All in all, the drill was a bit of a fiasco, though I for one am relieved to have found that out while it was still all pretend. Every now and then I'm reminded that this is a pretty dangerous place to work and live, and the more we can prepare for the worst, the better.

People are working on fixing these failures on every level, and I'm actually feeling somewhat more confident in our ability to deal with a disaster. Here's to hoping it doesn't come to that.

5 comments:

Richard said...

I just found your site; it's very interesting!
Where, in Antarctica are you?
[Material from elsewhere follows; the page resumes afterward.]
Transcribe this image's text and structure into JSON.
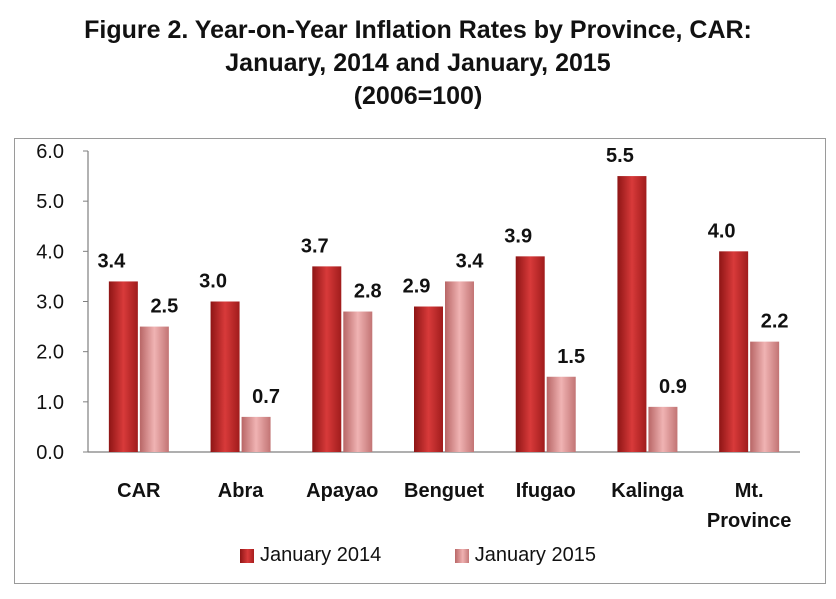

What do YOU doing there and what is the whole station doing there?
Is this a scientific laboratory? Who owns it?

Thanks for the info.
Richard Newquist
richard@rnewquist.com

Richard said...

OH....are you actually at the South Pole? One of my uncles explored part of antarctica and actually had a mountain named after him....McCarroll Peak. It's on that spiral arm sticking out on the left side...lol

Keith said...

Hi, Richard.

Yup, I'm at the Amundsen-Scott South Pole station, a scientific research station owned and operated by the US gov't.

I'm a cosmologist, and my job down here is running the South Pole Telescope, a 10m radio telescope about a kilometer away from the station. Check out some of the earlier posts for more details.

Glad you're enjoying the blog.

- Keith

lifenomadic said...

Haha...I read that as "cosmotologist" and was like WTF?!?

must be teh T3 givin' me teh dUMB

Hallie said...

Cold-induced asthma...say more about that some time. You know that all the ways that place can kill/craze you are interesting to me. Your sanity seems impressively intact, however.